Lo scorso marzo, ho ricevuto una telefonata da
Pozzallo. Era don
Michele, parroco di Santa Maria di Portosalvo. Mi invitava nel comune in provincia
di Ragusa perché la parrocchia aveva deciso di assegnare a me La palma della pace – Giorgio La Pira. Ho messo subito
le mani avanti, ricordandogli che da tempo ho fatto la scelta di non accettare
premi di sorta, ma don Michele ha insistito che andassi anche per sostenere ciò
che la comunità sta facendo in termini di accoglienza dei migranti.
Don Michele
e il suo vice don Paolo non hanno voluto sentir ragioni e così sono andato il
25 marzo, domenica delle Palme. Ancorata in porto, la nave Open Armsdella ong spagnola
ProActiva, approdata il 12 marzo e posta sotto sequestro dalla procura di
Catania per favoreggiamento dell’immigrazione.
Nel suo ultimo intervento, Open Arms ha salvato più
di duecento migranti tra cui un ragazzo eritreo di ventidue anni, malnutrito da
mesi e affetto da tubercolosi. Pesava trentacinque chili ed è morto il giorno
dopo lo sbarco. Roberto
Ammatuna, sindaco di Pozzallo e primario del pronto soccorso dell’ospedale
Maggiore di Modica, ha detto:
«Quando l’ho visto, mi sono venute in mente le immagini delle persone
scheletrite trovate nel campo di concentramento di Auschwitz nel 1945».

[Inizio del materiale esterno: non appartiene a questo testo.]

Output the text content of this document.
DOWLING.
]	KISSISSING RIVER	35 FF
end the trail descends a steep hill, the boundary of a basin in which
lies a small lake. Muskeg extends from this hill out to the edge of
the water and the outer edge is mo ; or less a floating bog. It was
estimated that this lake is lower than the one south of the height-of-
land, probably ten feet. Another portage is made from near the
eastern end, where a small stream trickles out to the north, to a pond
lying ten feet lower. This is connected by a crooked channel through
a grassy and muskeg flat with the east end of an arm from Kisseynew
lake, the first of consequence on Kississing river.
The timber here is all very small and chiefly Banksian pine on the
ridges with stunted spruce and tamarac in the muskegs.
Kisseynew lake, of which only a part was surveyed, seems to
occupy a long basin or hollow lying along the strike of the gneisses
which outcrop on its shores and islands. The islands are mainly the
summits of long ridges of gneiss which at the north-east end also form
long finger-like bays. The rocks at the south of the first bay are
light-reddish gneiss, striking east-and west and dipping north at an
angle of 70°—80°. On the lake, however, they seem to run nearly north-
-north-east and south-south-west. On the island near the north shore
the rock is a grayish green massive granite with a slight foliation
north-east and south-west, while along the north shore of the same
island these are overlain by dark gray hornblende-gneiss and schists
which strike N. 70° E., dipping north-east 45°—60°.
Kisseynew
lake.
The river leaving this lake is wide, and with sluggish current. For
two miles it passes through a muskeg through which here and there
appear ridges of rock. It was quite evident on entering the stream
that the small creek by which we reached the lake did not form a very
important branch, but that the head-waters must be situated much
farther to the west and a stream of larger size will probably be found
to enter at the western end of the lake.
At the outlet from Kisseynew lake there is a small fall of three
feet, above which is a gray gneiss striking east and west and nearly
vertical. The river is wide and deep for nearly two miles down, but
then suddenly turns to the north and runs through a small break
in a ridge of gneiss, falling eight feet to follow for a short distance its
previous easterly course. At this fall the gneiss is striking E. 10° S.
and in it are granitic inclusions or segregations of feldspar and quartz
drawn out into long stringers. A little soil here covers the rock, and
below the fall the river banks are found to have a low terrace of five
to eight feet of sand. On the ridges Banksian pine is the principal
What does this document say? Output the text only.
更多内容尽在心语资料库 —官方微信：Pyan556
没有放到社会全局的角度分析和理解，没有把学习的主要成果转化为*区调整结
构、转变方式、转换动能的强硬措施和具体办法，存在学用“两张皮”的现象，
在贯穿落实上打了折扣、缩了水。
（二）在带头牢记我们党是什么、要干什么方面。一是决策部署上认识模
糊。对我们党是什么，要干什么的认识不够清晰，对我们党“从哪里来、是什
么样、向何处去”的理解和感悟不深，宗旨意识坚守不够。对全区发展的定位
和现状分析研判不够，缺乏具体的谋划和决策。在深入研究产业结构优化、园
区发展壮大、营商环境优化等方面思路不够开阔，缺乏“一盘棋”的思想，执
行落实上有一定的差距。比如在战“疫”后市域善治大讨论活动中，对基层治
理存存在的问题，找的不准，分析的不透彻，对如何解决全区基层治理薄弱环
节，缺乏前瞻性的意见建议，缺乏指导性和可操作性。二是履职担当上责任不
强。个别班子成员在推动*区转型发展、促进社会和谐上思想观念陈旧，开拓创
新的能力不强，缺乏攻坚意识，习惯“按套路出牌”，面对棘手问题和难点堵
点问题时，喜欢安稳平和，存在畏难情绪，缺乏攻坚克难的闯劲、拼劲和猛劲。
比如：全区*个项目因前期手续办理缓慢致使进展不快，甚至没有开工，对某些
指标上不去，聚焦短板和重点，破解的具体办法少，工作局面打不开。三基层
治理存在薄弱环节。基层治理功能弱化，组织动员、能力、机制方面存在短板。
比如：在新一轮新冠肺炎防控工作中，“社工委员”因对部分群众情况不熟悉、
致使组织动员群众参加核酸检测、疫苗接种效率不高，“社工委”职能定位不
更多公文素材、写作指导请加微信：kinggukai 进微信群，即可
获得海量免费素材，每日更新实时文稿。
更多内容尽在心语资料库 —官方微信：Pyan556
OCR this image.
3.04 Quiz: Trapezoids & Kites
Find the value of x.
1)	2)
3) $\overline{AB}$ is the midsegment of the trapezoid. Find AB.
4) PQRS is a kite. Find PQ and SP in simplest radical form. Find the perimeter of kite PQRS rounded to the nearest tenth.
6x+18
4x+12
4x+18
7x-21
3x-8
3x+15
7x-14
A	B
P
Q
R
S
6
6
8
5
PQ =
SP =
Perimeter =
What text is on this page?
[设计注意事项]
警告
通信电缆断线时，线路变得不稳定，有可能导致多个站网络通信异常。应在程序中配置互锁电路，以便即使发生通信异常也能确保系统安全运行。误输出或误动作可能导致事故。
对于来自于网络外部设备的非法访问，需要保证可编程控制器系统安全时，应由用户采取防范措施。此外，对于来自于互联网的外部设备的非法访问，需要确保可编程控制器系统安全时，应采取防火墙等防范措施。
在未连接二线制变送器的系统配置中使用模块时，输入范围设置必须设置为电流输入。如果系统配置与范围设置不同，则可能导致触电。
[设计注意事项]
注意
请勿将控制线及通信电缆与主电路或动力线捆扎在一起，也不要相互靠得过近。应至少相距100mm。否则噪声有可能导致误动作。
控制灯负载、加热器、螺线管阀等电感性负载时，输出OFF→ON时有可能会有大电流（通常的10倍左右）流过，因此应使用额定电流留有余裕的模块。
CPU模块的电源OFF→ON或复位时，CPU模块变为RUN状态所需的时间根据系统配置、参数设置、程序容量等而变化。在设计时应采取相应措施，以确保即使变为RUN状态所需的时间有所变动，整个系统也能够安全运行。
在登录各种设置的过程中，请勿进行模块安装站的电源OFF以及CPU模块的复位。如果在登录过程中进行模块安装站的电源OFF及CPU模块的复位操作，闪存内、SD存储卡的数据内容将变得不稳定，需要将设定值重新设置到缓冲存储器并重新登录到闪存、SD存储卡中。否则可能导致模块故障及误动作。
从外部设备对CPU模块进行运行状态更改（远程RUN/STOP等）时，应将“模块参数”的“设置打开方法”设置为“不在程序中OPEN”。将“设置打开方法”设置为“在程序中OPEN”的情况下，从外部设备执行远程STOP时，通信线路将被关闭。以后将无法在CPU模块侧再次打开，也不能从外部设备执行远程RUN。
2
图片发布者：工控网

Durante l’incontro, i due preti impegnati sul
versante migranti mi hanno raccontato le vicende della comunità. Ho sentito nelle loro parole una
passione che mi ha molto colpito. Dal
2016, il paese ha accolto almeno ventimila migranti. Don Michele ha ospitato
per mesi oltre quattrocento minori.
La sera,
nella chiesa di Santa Maria di Portosalvo, c’è stata la solenne celebrazione
delle Palme, presieduta dal vescovo di Noto, monsignor Antonio Staglianò. Il
vescovo mi ha invitato a tenere l’omelia; mi sono riferito alle splendide
parole che i vangeli dedicano alla Passione per spiegare la mia passione per i
poveri.
Dopo la
messa, in un breve intervento, ho portato la solidarietà alla comunità
cristiana, ai sacerdoti e a tutti coloro che stanno facendo giorno dopo giorno
un lavoro straordinario. Ho ribadito la mia indignazione per quanto accaduto ai
volontari della nave Open Arms: è sconcertante e assurdo che chi salva vite
umane finisca sotto inchiesta.
Ho
ringraziato la gente e il sindaco. E ho augurato a Pozzallo di continuare a
essere città di accoglienza. La capacità di essere aperti è fondamentale. In questo momento storico chi fa
accoglienza è discriminato in Italia e in Europa. Europa che deve
cambiare se non vuole naufragare come patria dei diritti.
Quella che
arriva dai cittadini di Pozzallo è davvero una richiesta di solidarietà e di
attenzione. Perché si sentono un po’ messi da parte e perché la situazione non
è facile: hanno addosso forti pressioni e hanno
bisogno di sentirsi sostenuti e incoraggiati.
Certo, siamo
di fronte a una comunità solida. Basti pensare che è partita una staffetta di digiuno per contestare
la decisione della procura di sequestrare la nave. E poi, in queste
settimane, cinquanta persone della diocesi di Noto andranno a Butembo nella
regione del Nord Kivu (Repubblica democratica del Congo)
per portare solidarietà a chi vive in una situazione di conflitto.
Sì, quello
di Pozzallo è stato un incontro che mi ha fatto bene.